Crime Writing Class

Week 10 Audio

Seth Harwood published on

Audio: 

http://shoutengine.com/CrimeWritingClass/week-10-audio-30350

 

Download

 

 

Bonus:

This semester - wk 2:

https://zoom.us/recording/play/WXlGFsie-NeWG6YZcvFk8RonZcCojVf0HgMv3K1l4zk2g2Fxhuth0KCRqLozFIen (Links to an external site.)

 

 

Reading:

By this point in the class, you should have your hands full with the following: a) reading your peers' work for workshop, responding to it, marking your copy.

b) working on your own piece for workshop--revising, drafting

c) if you've already gone up for workshop, you should be digesting the feedback you received and working to incorporate it into your revision, even as you work further on your story and making it longer.

Turn in your comments on this week's workshop submissions to me.

 

Writing Assignment:

Your assignment this week is to raise the tension in one of your scenes by “Beehiving” your characters. Here’s what I mean: Imagine that you have a giant beehive surrounded by buzzing bees.
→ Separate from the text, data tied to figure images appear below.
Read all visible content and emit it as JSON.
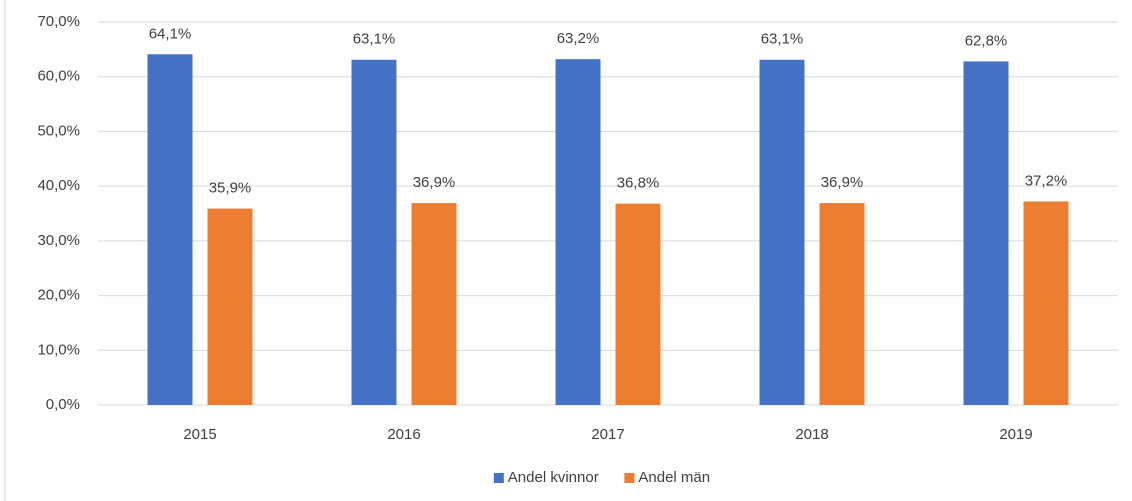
{
  "chart_data": {
    "type": "bar",
    "categories": [
      "2015",
      "2016",
      "2017",
      "2018",
      "2019"
    ],
    "series": [
      {
        "name": "Andel kvinnor",
        "color": "#4472c4",
        "values": [
          64.1,
          63.1,
          63.2,
          63.1,
          62.8
        ],
        "value_labels": [
          "64,1%",
          "63,1%",
          "63,2%",
          "63,1%",
          "62,8%"
        ]
      },
      {
        "name": "Andel män",
        "color": "#ed7d31",
        "values": [
          35.9,
          36.9,
          36.8,
          36.9,
          37.2
        ],
        "value_labels": [
          "35,9%",
          "36,9%",
          "36,8%",
          "36,9%",
          "37,2%"
        ]
      }
    ],
    "ylim": [
      0,
      70
    ],
    "yticks": [
      {
        "value": 0,
        "label": "0,0%"
      },
      {
        "value": 10,
        "label": "10,0%"
      },
      {
        "value": 20,
        "label": "20,0%"
      },
      {
        "value": 30,
        "label": "30,0%"
      },
      {
        "value": 40,
        "label": "40,0%"
      },
      {
        "value": 50,
        "label": "50,0%"
      },
      {
        "value": 60,
        "label": "60,0%"
      },
      {
        "value": 70,
        "label": "70,0%"
      }
    ],
    "grid": true,
    "legend": "bottom"
  }
}
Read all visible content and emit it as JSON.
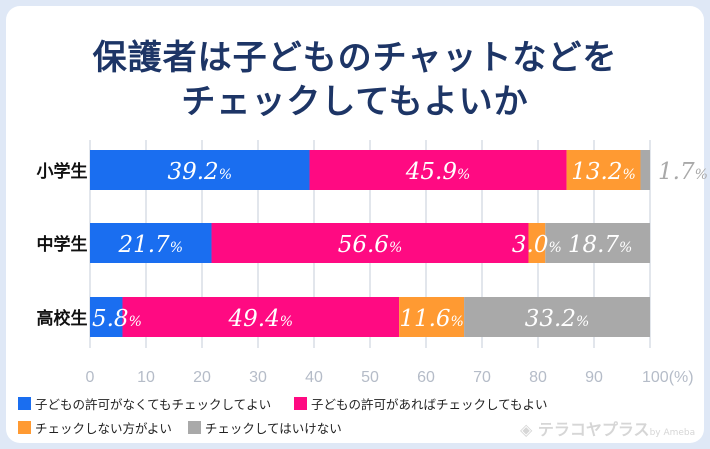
{
  "title_lines": [
    "保護者は子どものチャットなどを",
    "チェックしてもよいか"
  ],
  "chart_data": {
    "type": "bar",
    "orientation": "horizontal",
    "stacked": true,
    "categories": [
      "小学生",
      "中学生",
      "高校生"
    ],
    "series": [
      {
        "name": "子どもの許可がなくてもチェックしてよい",
        "color": "#1a6ef0",
        "values": [
          39.2,
          21.7,
          5.8
        ]
      },
      {
        "name": "子どもの許可があればチェックしてもよい",
        "color": "#ff0a82",
        "values": [
          45.9,
          56.6,
          49.4
        ]
      },
      {
        "name": "チェックしない方がよい",
        "color": "#ff9a32",
        "values": [
          13.2,
          3.0,
          11.6
        ]
      },
      {
        "name": "チェックしてはいけない",
        "color": "#a9a9a9",
        "values": [
          1.7,
          18.7,
          33.2
        ]
      }
    ],
    "xlim": [
      0,
      100
    ],
    "xticks": [
      "0",
      "10",
      "20",
      "30",
      "40",
      "50",
      "60",
      "70",
      "80",
      "90",
      "100(%)"
    ],
    "grid": true,
    "legend_position": "bottom",
    "unit": "%"
  },
  "watermark": {
    "brand": "テラコヤプラス",
    "by": "by Ameba"
  }
}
Put your characters next to it, even inside it! How does it feel to imagine that? Tense!

Do you fear for them? Imagine that you were inside a giant beehive. Bees are buzzing all around you! What happens as you stay there longer and longer? A) you have a better chance of getting stung—a lot—and B) you get more and more nervous if you haven’t gotten stung.

We can think of the tension felt by readers in a similar fashion. Imagine your protagonist is riding an elevator with the book’s killer. If your guy gets off on 1, that’s the end of the scene. No big deal. But what if he’s going to floor 67 and there’s an express from the 20th floor to the 60th with no stops! What then?

Hopefully you see where I’m going with this. Readers can feel greater and greater tension if you keep character "in the beehive" longer. This brings readers closer to the action, gets them turning pages, excited even! 

One of the big mistakes we often make in key scenes is to move out of them too quickly. If we keep them going longer, it raises the tension not only for that scene, but for the larger work overall. What do you see/what happens if you make the scene go even longer than you thought it should? If you extend it, what appears as the best place to cut it back?

I often find students surprised to see that readers want more, love when these scenes go longer. Try it!

Your goal for this week is to take a scene of tension in your story and raise the stakes by extending it. Keep your characters in this bad/awkward/scary place for longer than you already had. Slow down and stretch it out for another 250 words. 

Your goal: to slow down and push the scene longer.  

If you don’t already have a scene that fits the bill for this exercise, think of the most tense situation you've written so far and extend this. Keep it going longer than you'd usually choose to.

Note: I want you to keep this week's extensions to the 250 word limit, so recap for me what you've already written in scene and then dive it to write just the new material.

 

Optional: if you'd prefer to turn in a new 250 words of your ongoing workshop piece, feel free to do that instead.